Although there are some medical tests that can be done to confirm this condition, most doctors can diagnose HZO based on skin appearance and symptoms. While an early diagnosis can be a challenge, once the blisters appear, the diagnosis is usually direct due to the way in which the buds respect the vertical midline of the body, affecting only one side of the face. An early and obvious sign of an impending case of ocular shingles in the Hutchinson sign. This sign refers to a blister or lesion that erupts right at the tip of the nose.

Treatment of Ocular Shingles:

If you are noticing the symptoms, be sure to visit your doctor and get a diagnosis as early as possible.
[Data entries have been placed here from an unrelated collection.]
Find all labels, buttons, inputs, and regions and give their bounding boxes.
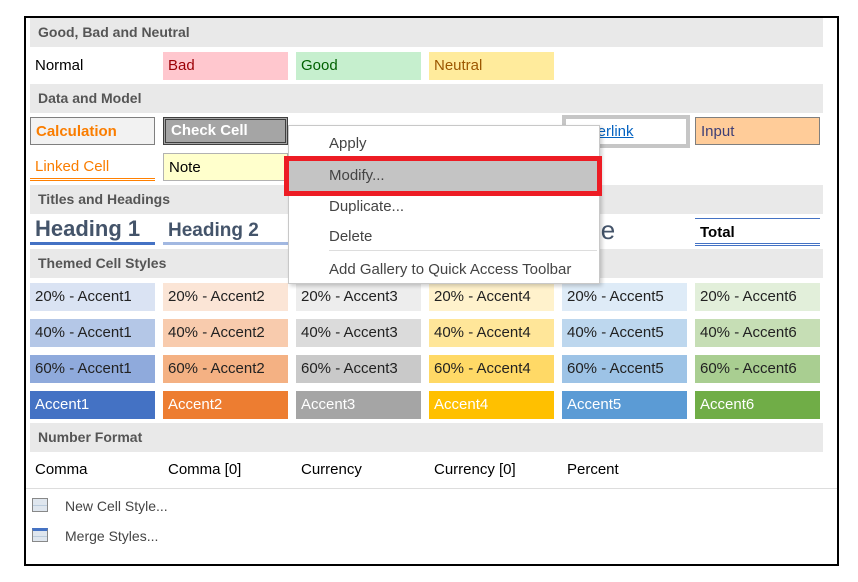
style-neutral[interactable]: Neutral (429, 52, 554, 80)
style-note[interactable]: Note (163, 153, 288, 181)
style-r20-accent5[interactable]: 20% - Accent5 (562, 283, 687, 311)
style-r60-accent4[interactable]: 60% - Accent4 (429, 355, 554, 383)
menu-item-duplicate[interactable]: Duplicate... (329, 198, 404, 215)
style-good[interactable]: Good (296, 52, 421, 80)
style-r40-accent6[interactable]: 40% - Accent6 (695, 319, 820, 347)
style-r60-accent5[interactable]: 60% - Accent5 (562, 355, 687, 383)
style-number-4[interactable]: Percent (562, 456, 687, 484)
style-normal[interactable]: Normal (30, 52, 155, 80)
style-input[interactable]: Input (695, 117, 820, 145)
style-linked-cell[interactable]: Linked Cell (30, 153, 155, 181)
style-acc-accent3[interactable]: Accent3 (296, 391, 421, 419)
style-r40-accent1[interactable]: 40% - Accent1 (30, 319, 155, 347)
style-acc-accent5[interactable]: Accent5 (562, 391, 687, 419)
section-header-good-bad-neutral: Good, Bad and Neutral (30, 18, 823, 47)
style-r20-accent6[interactable]: 20% - Accent6 (695, 283, 820, 311)
style-r20-accent4[interactable]: 20% - Accent4 (429, 283, 554, 311)
style-acc-accent2[interactable]: Accent2 (163, 391, 288, 419)
style-r20-accent3[interactable]: 20% - Accent3 (296, 283, 421, 311)
style-r20-accent2[interactable]: 20% - Accent2 (163, 283, 288, 311)
section-header-number-format: Number Format (30, 423, 823, 452)
style-number-1[interactable]: Comma [0] (163, 456, 288, 484)
style-r40-accent3[interactable]: 40% - Accent3 (296, 319, 421, 347)
new-cell-style-icon (32, 498, 48, 512)
menu-item-modify[interactable]: Modify... (329, 167, 385, 184)
style-heading-2[interactable]: Heading 2 (163, 217, 288, 245)
merge-styles-icon (32, 528, 48, 542)
menu-item-add-gallery-qat[interactable]: Add Gallery to Quick Access Toolbar (329, 261, 571, 278)
style-total[interactable]: Total (695, 218, 820, 246)
style-number-0[interactable]: Comma (30, 456, 155, 484)
menu-separator (329, 250, 597, 251)
style-r40-accent5[interactable]: 40% - Accent5 (562, 319, 687, 347)
menu-item-apply[interactable]: Apply (329, 135, 367, 152)
style-heading-1[interactable]: Heading 1 (30, 215, 155, 245)
style-acc-accent1[interactable]: Accent1 (30, 391, 155, 419)
style-number-2[interactable]: Currency (296, 456, 421, 484)
style-r40-accent4[interactable]: 40% - Accent4 (429, 319, 554, 347)
style-r60-accent1[interactable]: 60% - Accent1 (30, 355, 155, 383)
style-check-cell[interactable]: Check Cell (163, 117, 288, 145)
style-calculation[interactable]: Calculation (30, 117, 155, 145)
style-r60-accent6[interactable]: 60% - Accent6 (695, 355, 820, 383)
section-header-data-model: Data and Model (30, 84, 823, 113)
style-number-3[interactable]: Currency [0] (429, 456, 554, 484)
style-acc-accent4[interactable]: Accent4 (429, 391, 554, 419)
new-cell-style-button[interactable]: New Cell Style... (65, 498, 168, 514)
style-r40-accent2[interactable]: 40% - Accent2 (163, 319, 288, 347)
divider (26, 488, 837, 489)
merge-styles-button[interactable]: Merge Styles... (65, 528, 158, 544)
style-acc-accent6[interactable]: Accent6 (695, 391, 820, 419)
style-r20-accent1[interactable]: 20% - Accent1 (30, 283, 155, 311)
menu-item-delete[interactable]: Delete (329, 228, 372, 245)
style-r60-accent2[interactable]: 60% - Accent2 (163, 355, 288, 383)
style-bad[interactable]: Bad (163, 52, 288, 80)
style-r60-accent3[interactable]: 60% - Accent3 (296, 355, 421, 383)
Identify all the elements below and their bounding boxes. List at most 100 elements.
If you are diagnosed with HZO, your doctor will prescribe an antiviral medication in an attempt to limit virus replication and reduce subsequent pain and symptoms. Ophthalmic drops with steroids may also be recommended to reduce inflammation. You will also be advised to keep the affected area clean and avoid scratching the lesion to prevent scarring or a bacterial infection. To reduce pain, you can order cold compresses on the affected areas. Over the counter medications are sometimes a great help for pain as well. And it is not unusual for cases of ocular shingles, to be admitted to a hospital. It is important that you take into account both the symptoms and preventive measures to avoid a painful outbreak of herpes zoster, because it is a delicate condition that requires a lot of attention.